Optical chemical sensor of Gd(iii) based on 5-(2′-bromophenyl- azo)-6-hydroxypyrimidine-2,4-dione immobilized on poly(methyl methacrylate) and 2-nitrophenyloctylether matrix
Abstract
A novel optical chemical sensor (optode) was fabricated for the determination of Gadolinium ions. The optical sensor was prepared by incorporating a recently synthesized ionophore, 5-(2′-bromophenylazo)-6-hydroxy pyrimidine-2,4-dione (BPAHPD), and 2-nitrophenyloctylether (NPOE) as a plasticizer in poly(methyl methacrylate) (PMMA) membrane. The color of the sensing membrane in contact with Gd(III) ions changed from yellow to red-orange due to the adsorption of Gd(III) with the maximum absorbance (λmax) at 563 nm. The chemical sensor responds optimally towards Gd(III) ions at the optimum conditions of pH 7.5, contact time 10 min, 150 ng mL−1 Gd(III), and 5.0 mL solution.

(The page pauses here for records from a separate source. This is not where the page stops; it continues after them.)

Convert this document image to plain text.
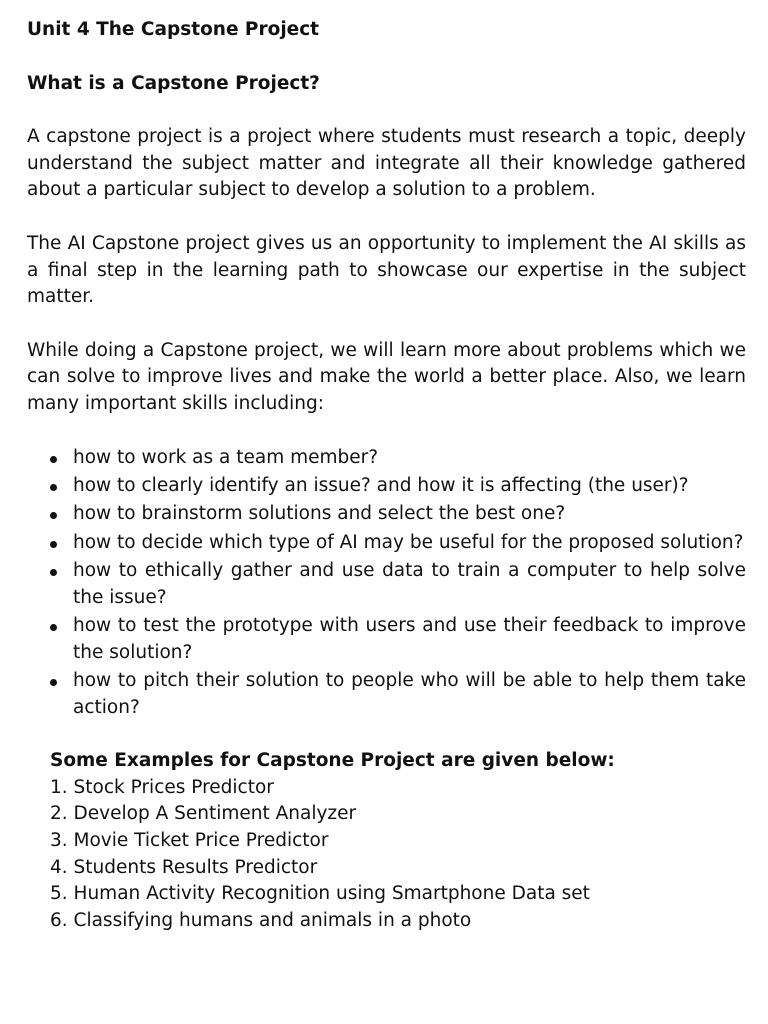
Unit 4 The Capstone Project
What is a Capstone Project?

A capstone project is a project where students must research a topic, deeply understand the subject matter and integrate all their knowledge gathered about a particular subject to develop a solution to a problem.

The AI Capstone project gives us an opportunity to implement the AI skills as a final step in the learning path to showcase our expertise in the subject matter.

While doing a Capstone project, we will learn more about problems which we can solve to improve lives and make the world a better place. Also, we learn many important skills including:

how to work as a team member?
how to clearly identify an issue? and how it is affecting (the user)?
how to brainstorm solutions and select the best one?
how to decide which type of AI may be useful for the proposed solution?
how to ethically gather and use data to train a computer to help solve the issue?
how to test the prototype with users and use their feedback to improve the solution?
how to pitch their solution to people who will be able to help them take action?
Some Examples for Capstone Project are given below:
1. Stock Prices Predictor
2. Develop A Sentiment Analyzer
3. Movie Ticket Price Predictor
4. Students Results Predictor
5. Human Activity Recognition using Smartphone Data set
6. Classifying humans and animals in a photo
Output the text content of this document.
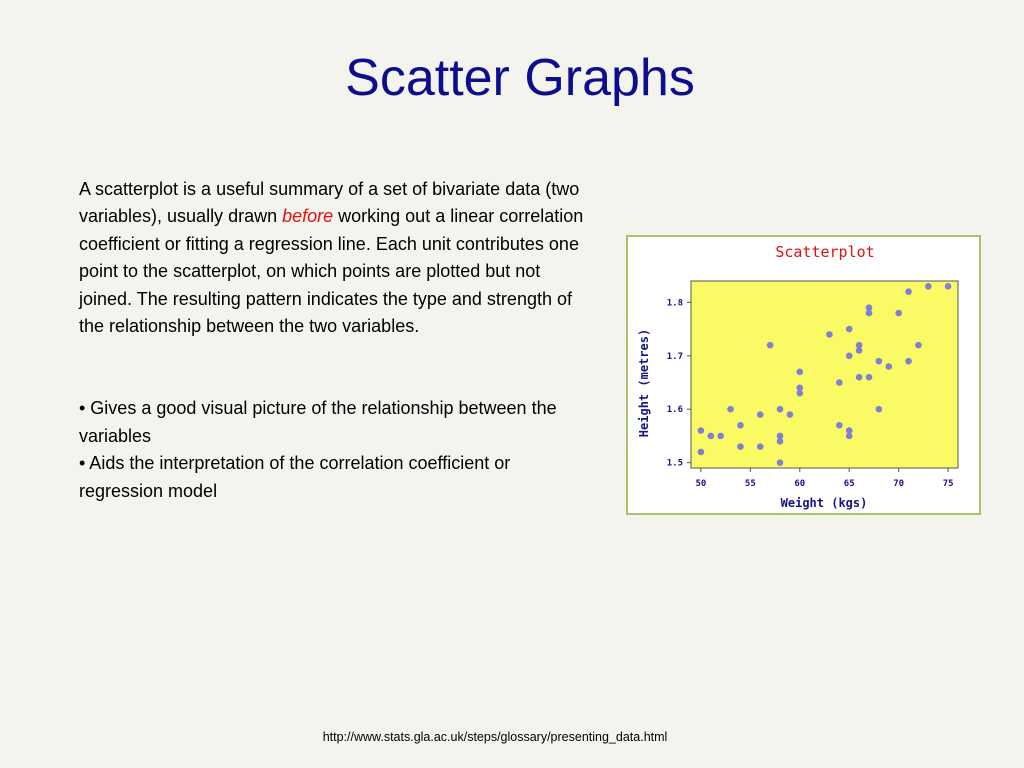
Scatter Graphs

A scatterplot is a useful summary of a set of bivariate data (two variables), usually drawn before working out a linear correlation coefficient or fitting a regression line. Each unit contributes one point to the scatterplot, on which points are plotted but not joined. The resulting pattern indicates the type and strength of the relationship between the two variables.

• Gives a good visual picture of the relationship between the variables

• Aids the interpretation of the correlation coefficient or regression model

Scatterplot
50	55	60	65	70	75
1.5
1.6
1.7
1.8
Weight (kgs)
Height (metres)
http://www.stats.gla.ac.uk/steps/glossary/presenting_data.html
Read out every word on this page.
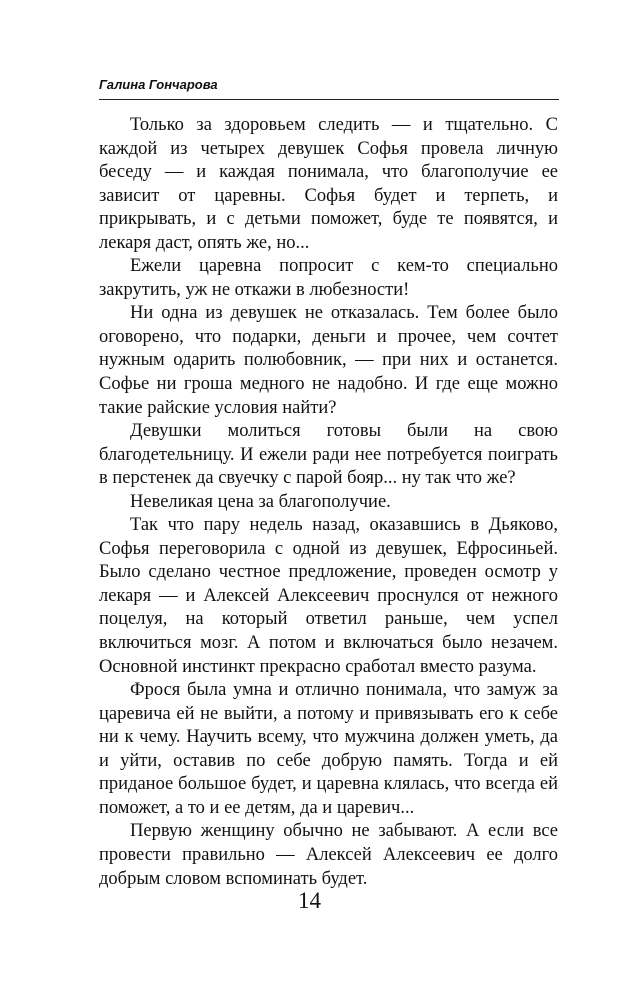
Галина Гончарова

Только за здоровьем следить — и тщательно. С каждой из четырех девушек Софья провела личную беседу — и каждая понимала, что благополучие ее зависит от царевны. Софья будет и терпеть, и прикрывать, и с детьми поможет, буде те появятся, и лекаря даст, опять же, но...

Ежели царевна попросит с кем-то специально закрутить, уж не откажи в любезности!

Ни одна из девушек не отказалась. Тем более было оговорено, что подарки, деньги и прочее, чем сочтет нужным одарить полюбовник, — при них и останется. Софье ни гроша медного не надобно. И где еще можно такие райские условия найти?

Девушки молиться готовы были на свою благодетельницу. И ежели ради нее потребуется поиграть в перстенек да свуечку с парой бояр... ну так что же?

Невеликая цена за благополучие.

Так что пару недель назад, оказавшись в Дьяково, Софья переговорила с одной из девушек, Ефросиньей. Было сделано честное предложение, проведен осмотр у лекаря — и Алексей Алексеевич проснулся от нежного поцелуя, на который ответил раньше, чем успел включиться мозг. А потом и включаться было незачем. Основной инстинкт прекрасно сработал вместо разума.

Фрося была умна и отлично понимала, что замуж за царевича ей не выйти, а потому и привязывать его к себе ни к чему. Научить всему, что мужчина должен уметь, да и уйти, оставив по себе добрую память. Тогда и ей приданое большое будет, и царевна клялась, что всегда ей поможет, а то и ее детям, да и царевич...

Первую женщину обычно не забывают. А если все провести правильно — Алексей Алексеевич ее долго добрым словом вспоминать будет.

14
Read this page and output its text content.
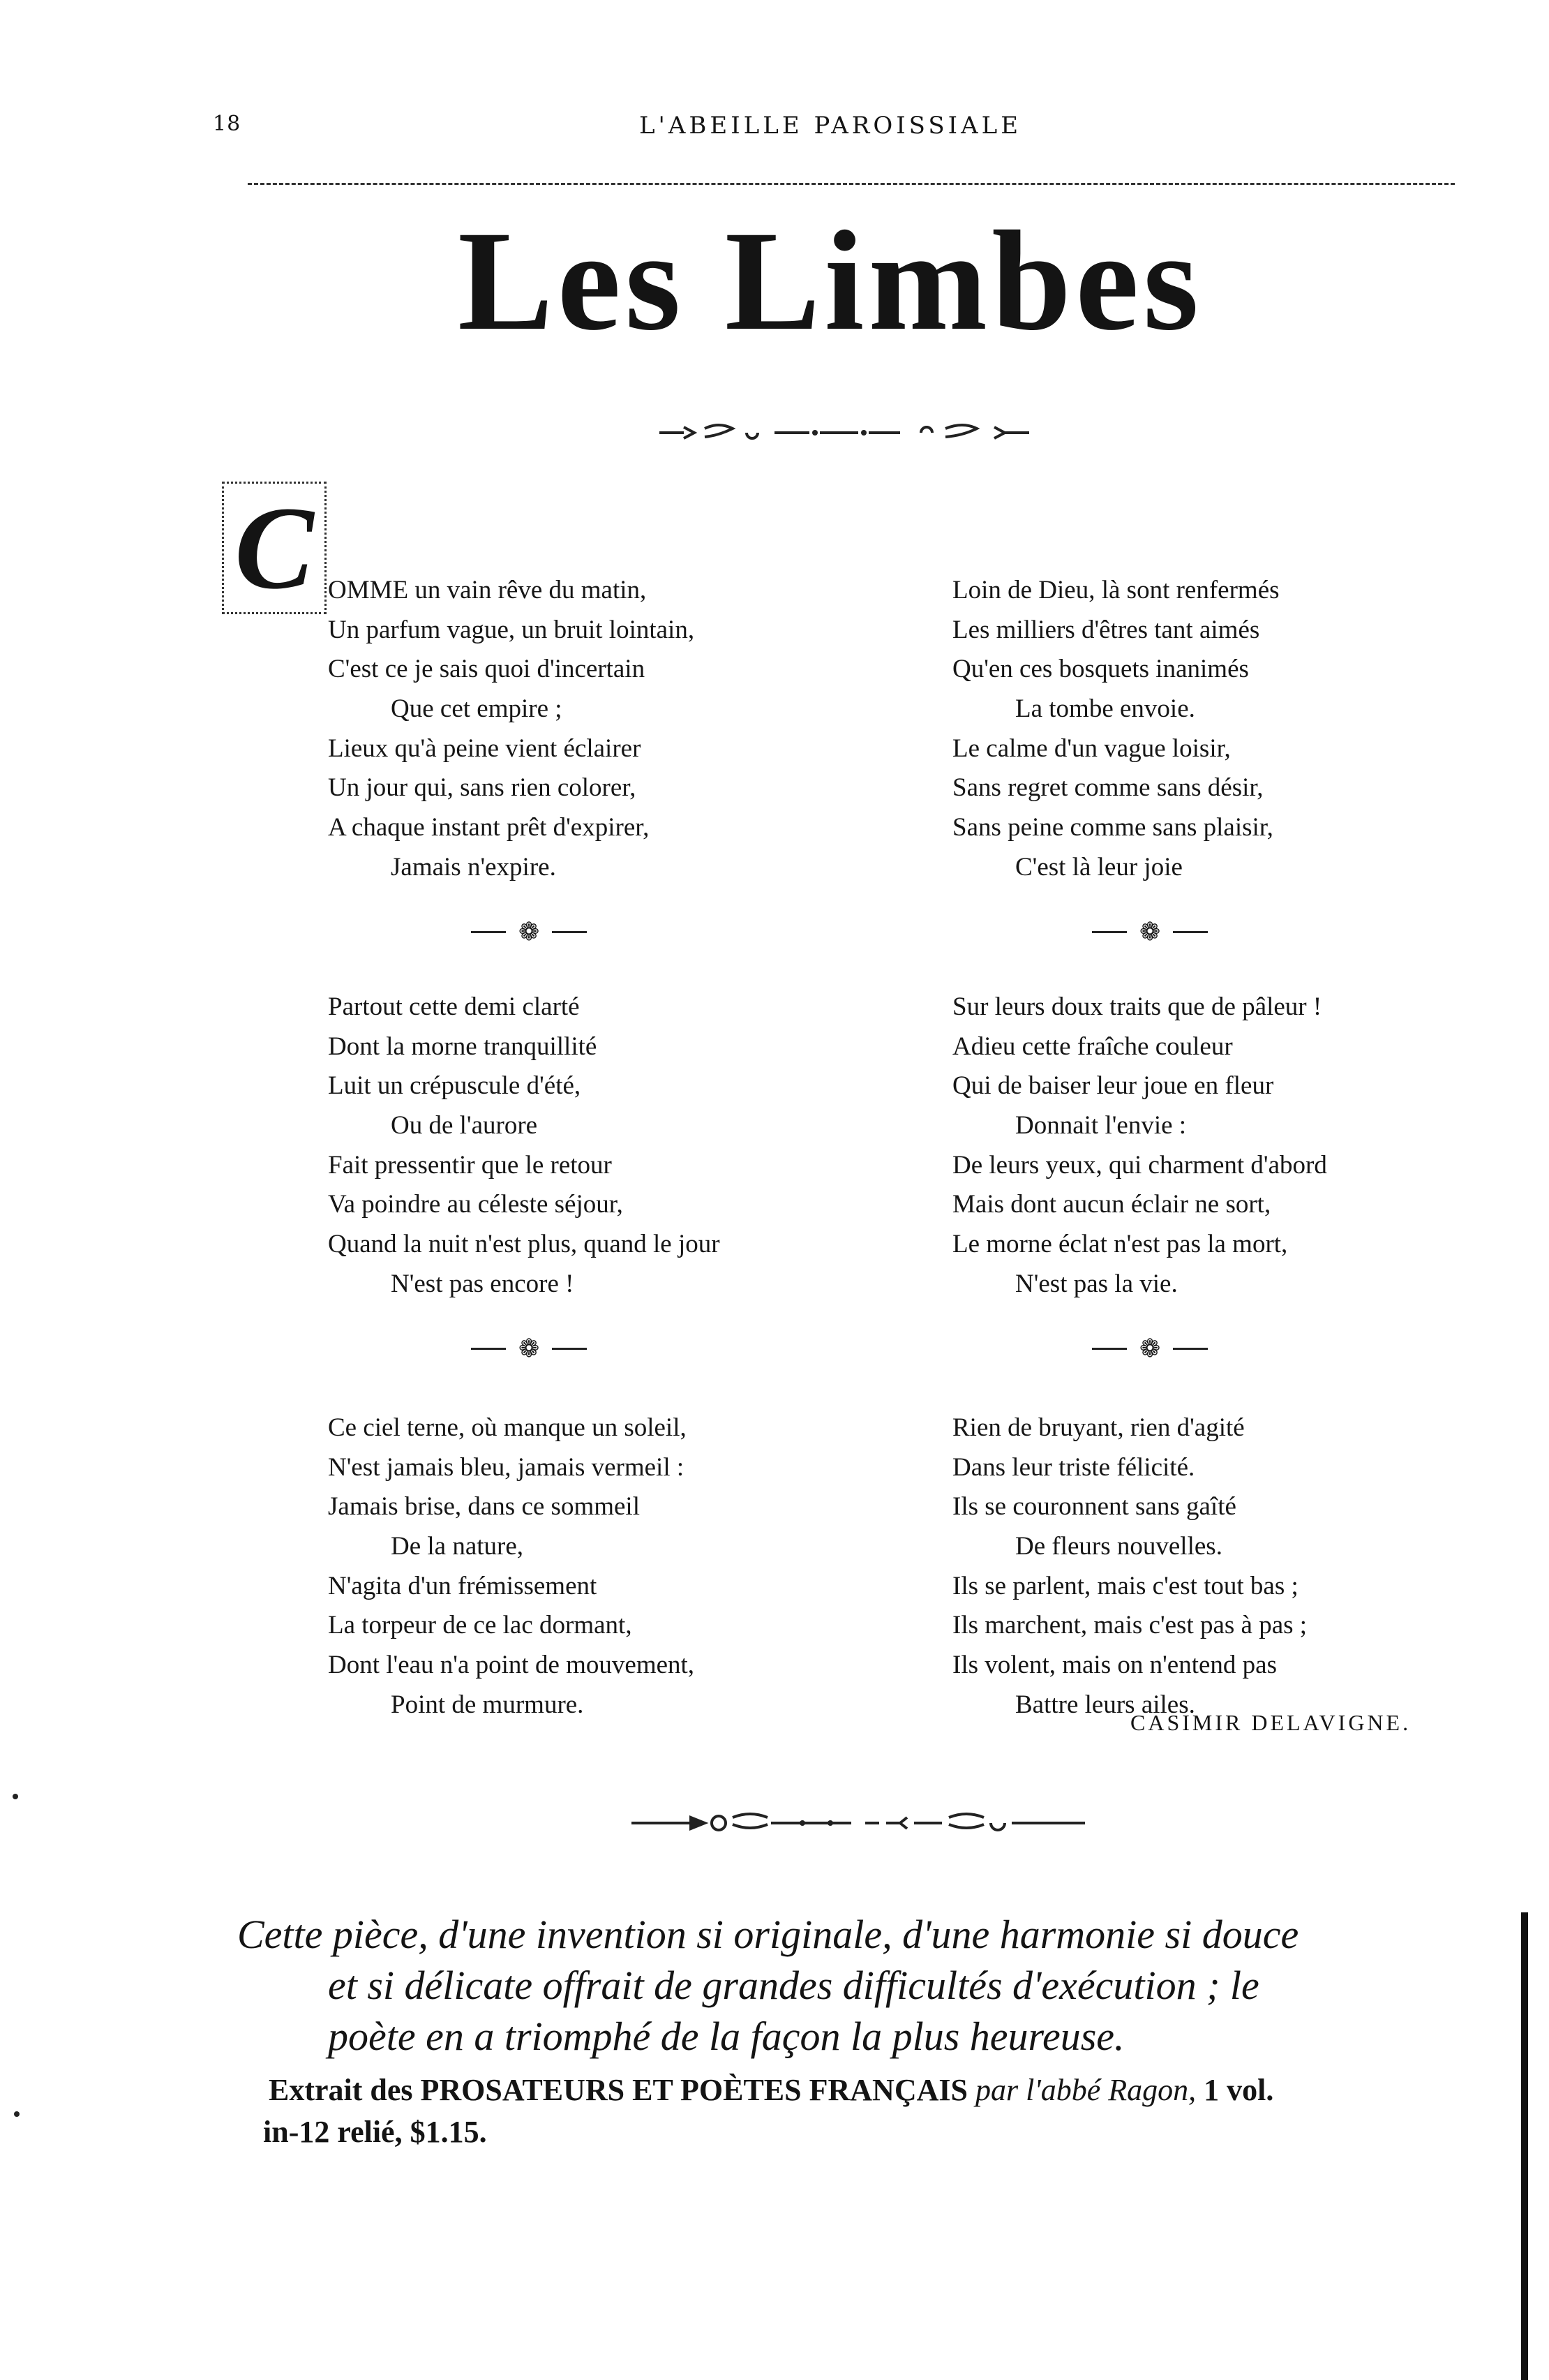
18	L'ABEILLE PAROISSIALE
Les Limbes
C OMME un vain rêve du matin,
Un parfum vague, un bruit lointain,
C'est ce je sais quoi d'incertain
Que cet empire ;
Lieux qu'à peine vient éclairer
Un jour qui, sans rien colorer,
A chaque instant prêt d'expirer,
Jamais n'expire.
❁
Partout cette demi clarté
Dont la morne tranquillité
Luit un crépuscule d'été,
Ou de l'aurore
Fait pressentir que le retour
Va poindre au céleste séjour,
Quand la nuit n'est plus, quand le jour
N'est pas encore !
❁
Ce ciel terne, où manque un soleil,
N'est jamais bleu, jamais vermeil :
Jamais brise, dans ce sommeil
De la nature,
N'agita d'un frémissement
La torpeur de ce lac dormant,
Dont l'eau n'a point de mouvement,
Point de murmure.
Loin de Dieu, là sont renfermés
Les milliers d'êtres tant aimés
Qu'en ces bosquets inanimés
La tombe envoie.
Le calme d'un vague loisir,
Sans regret comme sans désir,
Sans peine comme sans plaisir,
C'est là leur joie
❁
Sur leurs doux traits que de pâleur !
Adieu cette fraîche couleur
Qui de baiser leur joue en fleur
Donnait l'envie :
De leurs yeux, qui charment d'abord
Mais dont aucun éclair ne sort,
Le morne éclat n'est pas la mort,
N'est pas la vie.
❁
Rien de bruyant, rien d'agité
Dans leur triste félicité.
Ils se couronnent sans gaîté
De fleurs nouvelles.
Ils se parlent, mais c'est tout bas ;
Ils marchent, mais c'est pas à pas ;
Ils volent, mais on n'entend pas
Battre leurs ailes.
CASIMIR DELAVIGNE.
Cette pièce, d'une invention si originale, d'une harmonie si douce
et si délicate offrait de grandes difficultés d'exécution ; le
poète en a triomphé de la façon la plus heureuse.
Extrait des PROSATEURS ET POÈTES FRANÇAIS par l'abbé Ragon, 1 vol.
in-12 relié, $1.15.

The linear regression equation achieved was A = 4.36C (μg mL−1) – 0.15 (r = 0.9976). A linear Gd(III) calibration curve can be established in the concentration range of 5.0–250 ng mL−1 with R2 = 0.9976. Detection and quantification limits are 1.47 and 4.75 ng mL−1, respectively. The molar absorptivity and Sandell sensitivity are found to be 6.86 × 107 L mol−1 cm−1 and 0.023 ng cm−2, respectively. In addition to its stability and reproducibility, the optode revealed a great selectivity toward Gd(III) ions as compared to other coexisting ions in real samples. The recovery of Gd(III) ions from the sensor material was achieved using 0.4 M HNO3. The offered optode sensor membrane has been employed to monitor Gd(III) in soil, sediments, river water, and urine with an internal standard addition method and compared statistically with the ICP-OES method. The results revealed calculated t-values between 1.11–1.85, whereas F values were in the range of 2.46–3.77 which did not exceed the theoretical values, indicating no significant difference at 95% confidence level. The observed percent recovery is in the range of 97.24–102.52%.